[Selfpublishing Buchpreis 2023 / 2024] Cornelia Lotter – Das Interview

– Stell dich noch einmal kurz in 2-3 Sätzen vor –
Ich bin eine Leipziger Autorin, die schreibt, seit sie den Stift halten kann. Seit acht Jahren nunmehr ausschließlich und seit einigen Jahren ausschließlich zu Themen, die in der Zeit des Nationalsozialismus spielen und oft reale Personen oder Ereignisse zum Inhalt haben. Ich publiziere in letzter Zeit verlagsfrei, habe aber auch einige Bücher bei Verlagen. Insgesamt habe ich über 80 Romane und Sachbücher geschrieben und veröffentlicht (auch unter 5 Pseudonymen). Ich bin Mitglied im Selfpublisher-Verband und im Verband deutscher Schriftstellerinnen und Schriftsteller, VS.

– Stelle dein Buch in max. 5 Sätzen vor –
In dem Buch finden sich die Erinnerungen von Frauen und Männern, die zusammen mit ihren Familien aus den sogenannten Ostgebieten am Ende des Krieges flüchten mussten oder vertrieben wurden. Oft ging das Eine in das Andere über. Es sind erschütternde Geschichten von Entbehrungen, Leid und Verlust. Verlust von Familienangehörigen, Verlust der Heimat, Verlust des Gefühls der Sicherheit und Zugehörigkeit. Die meisten der Interviewten waren zum Zeitpunkt der Flucht noch Kinder, für die der Marsch ins Ungewisse besonders traumatisch war.

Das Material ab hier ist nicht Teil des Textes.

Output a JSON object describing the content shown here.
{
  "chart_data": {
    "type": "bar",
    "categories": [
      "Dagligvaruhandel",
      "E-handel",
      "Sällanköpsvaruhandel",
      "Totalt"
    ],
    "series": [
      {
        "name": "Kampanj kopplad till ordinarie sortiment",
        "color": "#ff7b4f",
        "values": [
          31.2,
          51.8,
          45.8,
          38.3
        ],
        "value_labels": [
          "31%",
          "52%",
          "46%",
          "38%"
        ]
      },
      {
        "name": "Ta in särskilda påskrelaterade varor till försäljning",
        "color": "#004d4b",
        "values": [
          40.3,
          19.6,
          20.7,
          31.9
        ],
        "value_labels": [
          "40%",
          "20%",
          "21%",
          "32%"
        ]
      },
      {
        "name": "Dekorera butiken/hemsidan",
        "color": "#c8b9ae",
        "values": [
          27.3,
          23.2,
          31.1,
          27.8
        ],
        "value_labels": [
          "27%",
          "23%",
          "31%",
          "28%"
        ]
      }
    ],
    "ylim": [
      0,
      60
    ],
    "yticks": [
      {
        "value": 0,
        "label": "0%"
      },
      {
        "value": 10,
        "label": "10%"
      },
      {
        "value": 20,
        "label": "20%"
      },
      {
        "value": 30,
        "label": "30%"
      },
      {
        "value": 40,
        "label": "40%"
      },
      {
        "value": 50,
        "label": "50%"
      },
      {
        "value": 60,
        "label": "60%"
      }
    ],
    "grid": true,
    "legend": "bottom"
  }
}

– Beschreibe deine Reaktion auf die Nominierung –
Ich habe mich natürlich sehr gefreut, weil mir vor allem an diesem Buch sehr viel liegt. Zum Zeitpunkt der Bekanntgabe befand ich mich gerade an meinem Lieblingsort im Norden Teneriffas, wo ich immer wieder Kraft und Energie für weitere Projekte schöpfe.

– Erzähle uns von deinen Beweggründen das Buch zu schreiben –
Das Thema „Flucht und Vertreibung“ wurde ja schon oft in Form von Spielfilmen und Dokumentationen, natürlich auch Büchern – Romanen und Sachbüchern – behandelt. Was mir bis jetzt aber zu kurz gekommen ist, war das Ankommen der Flüchtlinge im Osten Deutschlands. Dort lief die Integration ja ganz anders ab als in der BRD. Auch das habe ich zum Thema des Buches gemacht und die Frage nach dem Ankommen war eine wichtige, die ich jedem meiner GesprächspartnerInnen gestellt habe. Nicht nur deshalb taucht sie auch im Titel auf. Außerdem hat mich die besondere Sicht auf die Kinder interessiert. Denn für die muss es ja besonders schwer gewesen sein, konnten sie doch all das überhaupt nicht verstehen. Es hat mich wirklich erstaunt, wie viel die Erwachsenen und teils hochaltrigen Personen – die Älteste war 96 Jahre – noch an Details aus dieser Zeit wussten. Wenn man heute in der Welt herumschaut, weiß man, wie aktuell dieses Thema leider wieder geworden ist.

 

– Deine Lieblingsszene im Buch sowie dein Lieblingscharakter –
Am meisten hat mich das Interview mit Erika Schirmer bewegt, die ich, 96-jährig, in ihrem Altersheim besuchte. Diese Frau hat das in der DDR allseits bekannte Kinderlied „Kleine weiße Friedenstaube“ geschrieben, dessen Entstehungsgeschichte ich ebenfalls im Buch erzähle. Auch die tragische Familiengeschichte des Neustrelitzers Wilfried Baganz, dessen Großmutter in einem dänischen Flüchtlingslager gestorben ist, nachdem sie auf der Flucht „verlorengegangen“ war, hat mich tief erschüttert. Von der Existenz dieser Lager und den Zuständen dort wissen ja nur die Wenigsten.

– Deine Meinung zur diesjährigen Longlist –
Ehrlich gesagt, habe ich mich nicht besonders damit befasst. Mich interessieren weder Kochbücher, noch Reiseführer oder Ratgeber.

– Deine Worte zu den Leser*innen –
Wenn meine LeserInnen mehr zu dem Thema Flucht und Vertreibung wissen wollen, empfehle ich den dazugehörigen Roman „Die falsche Heimat“, in dem ich mich von einer emotionalen Ebene dem Thema nähere und noch andere Aspekte hineinbringe. Vor allem auch den aktuellen.